United Trust Bank warns on decreasing margins for asset finance

By Brian Cantwell

United Trust Bank (UTB) chair Richard Murley has said increasing competition in leasing started to take its toll on profit margins in 2017.

Finance lease and hire purchase receivables were up to £88.87m in 2017 from £84.74m in 2016, but Murley said the leasing market was witnessing decreasing margins due to new entrants.

“The relatively benign credit environment has unsurprisingly continued to attract new entrants to our markets,” wrote Murley. “There are clear signs that this competition has affected margins and returns, especially in areas such as asset finance.”

UTB profits after tax were up to £21.2m after tax and impairments for the year ending 31st December 2017.

Charges for impairment losses were £1.1m (2016: £1.9m) equating to 0.15% of average loan balances (2016: 0.35%).

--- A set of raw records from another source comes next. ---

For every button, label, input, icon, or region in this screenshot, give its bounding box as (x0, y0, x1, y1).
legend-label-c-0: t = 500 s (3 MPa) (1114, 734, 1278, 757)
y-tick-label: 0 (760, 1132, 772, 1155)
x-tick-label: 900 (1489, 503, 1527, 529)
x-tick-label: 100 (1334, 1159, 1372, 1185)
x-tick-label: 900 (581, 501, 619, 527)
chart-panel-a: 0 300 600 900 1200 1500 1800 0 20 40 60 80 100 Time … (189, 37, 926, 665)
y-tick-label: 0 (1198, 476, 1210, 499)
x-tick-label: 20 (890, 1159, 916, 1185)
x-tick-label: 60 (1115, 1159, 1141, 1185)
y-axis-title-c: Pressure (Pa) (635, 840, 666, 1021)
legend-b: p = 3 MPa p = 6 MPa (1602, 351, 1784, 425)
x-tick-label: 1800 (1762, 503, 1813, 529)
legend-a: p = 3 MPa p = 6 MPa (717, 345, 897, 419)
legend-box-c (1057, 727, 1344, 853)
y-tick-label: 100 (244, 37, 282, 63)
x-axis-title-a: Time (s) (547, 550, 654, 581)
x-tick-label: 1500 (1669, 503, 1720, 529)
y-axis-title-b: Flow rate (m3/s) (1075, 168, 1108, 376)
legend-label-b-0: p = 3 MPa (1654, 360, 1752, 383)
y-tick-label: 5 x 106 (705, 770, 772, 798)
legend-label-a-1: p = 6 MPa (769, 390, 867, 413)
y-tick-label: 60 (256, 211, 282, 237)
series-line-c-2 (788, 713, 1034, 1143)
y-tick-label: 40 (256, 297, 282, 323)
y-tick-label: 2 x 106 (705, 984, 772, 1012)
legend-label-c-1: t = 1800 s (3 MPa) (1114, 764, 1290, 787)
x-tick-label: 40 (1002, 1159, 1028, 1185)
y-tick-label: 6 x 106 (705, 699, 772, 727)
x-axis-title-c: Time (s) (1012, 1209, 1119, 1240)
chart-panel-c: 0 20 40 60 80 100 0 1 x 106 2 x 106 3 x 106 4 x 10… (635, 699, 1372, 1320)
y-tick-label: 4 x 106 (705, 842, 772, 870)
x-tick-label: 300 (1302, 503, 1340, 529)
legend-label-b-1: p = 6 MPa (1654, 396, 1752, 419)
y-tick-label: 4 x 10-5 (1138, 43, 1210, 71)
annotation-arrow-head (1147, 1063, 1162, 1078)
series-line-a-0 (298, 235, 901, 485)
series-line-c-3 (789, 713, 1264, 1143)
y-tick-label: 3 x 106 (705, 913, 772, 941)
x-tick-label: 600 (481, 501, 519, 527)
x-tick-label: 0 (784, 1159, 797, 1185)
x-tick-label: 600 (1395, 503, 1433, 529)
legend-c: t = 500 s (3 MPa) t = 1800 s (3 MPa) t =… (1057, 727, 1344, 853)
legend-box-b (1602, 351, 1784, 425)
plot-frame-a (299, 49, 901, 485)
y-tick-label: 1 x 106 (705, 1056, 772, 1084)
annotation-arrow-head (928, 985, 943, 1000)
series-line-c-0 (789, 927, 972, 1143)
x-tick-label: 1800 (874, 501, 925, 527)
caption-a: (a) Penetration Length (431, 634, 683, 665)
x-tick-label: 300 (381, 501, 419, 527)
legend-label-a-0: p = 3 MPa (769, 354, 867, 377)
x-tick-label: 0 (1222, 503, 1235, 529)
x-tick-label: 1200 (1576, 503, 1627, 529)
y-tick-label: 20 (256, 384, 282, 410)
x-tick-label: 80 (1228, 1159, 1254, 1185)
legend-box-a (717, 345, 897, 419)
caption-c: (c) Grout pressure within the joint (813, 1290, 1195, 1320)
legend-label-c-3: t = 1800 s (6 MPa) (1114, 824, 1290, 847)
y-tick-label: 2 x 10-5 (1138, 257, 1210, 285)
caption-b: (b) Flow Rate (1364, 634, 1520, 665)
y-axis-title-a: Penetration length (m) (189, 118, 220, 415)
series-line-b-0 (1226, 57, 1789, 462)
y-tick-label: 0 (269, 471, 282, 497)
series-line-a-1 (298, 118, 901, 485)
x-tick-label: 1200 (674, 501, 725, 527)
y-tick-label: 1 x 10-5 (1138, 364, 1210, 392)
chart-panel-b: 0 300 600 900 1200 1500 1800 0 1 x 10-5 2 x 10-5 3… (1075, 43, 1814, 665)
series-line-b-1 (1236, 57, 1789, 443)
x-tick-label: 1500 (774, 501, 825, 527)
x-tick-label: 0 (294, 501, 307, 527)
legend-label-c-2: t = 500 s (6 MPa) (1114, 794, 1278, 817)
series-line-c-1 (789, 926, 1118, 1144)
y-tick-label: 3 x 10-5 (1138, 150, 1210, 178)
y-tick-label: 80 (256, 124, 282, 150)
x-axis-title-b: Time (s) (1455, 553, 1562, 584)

It said that it exceeded £1bn of assets for the first time.

“During the year we refined our policy and provisioning approach for the growing mortgage book, to reflect our experience of this book in its first few years of operation,” explained UTB.

Its other highlights included a return on average equity of 27%; lending to customers grew by 40% while customer deposits grew by 31% to reach £873m. Gross income increased by 20%.

United Trust Bank chief executive officer, Graham Davin (pictured), said: “United Trust Bank delivered another strong performance in 2017 and I am delighted to report an excellent set of results. Our significant growth in lending and deposits enabled us to exceed £1bn of total assets for the first time which marked an exciting milestone in the Bank’s evolution. The key measure of Return on Average Equity also remains class leading at 27%.

“The momentum we have gathered over the last few years has continued and the markets in which we operate support our products while customers welcome the level of service we provide. The sustained organic growth of the Bank is particularly pleasing, given it was achieved in a fluid trading environment.

“Although we expect the Bank to be largely insulated from the direct effects of Brexit, the next 12 months are bound to produce challenges and opportunities. I have every confidence that our talented and dedicated staff will meet both with enthusiasm and drive, and on behalf of the shareholders and directors, I would like to thank them for their vital contribution to the Bank’s success.”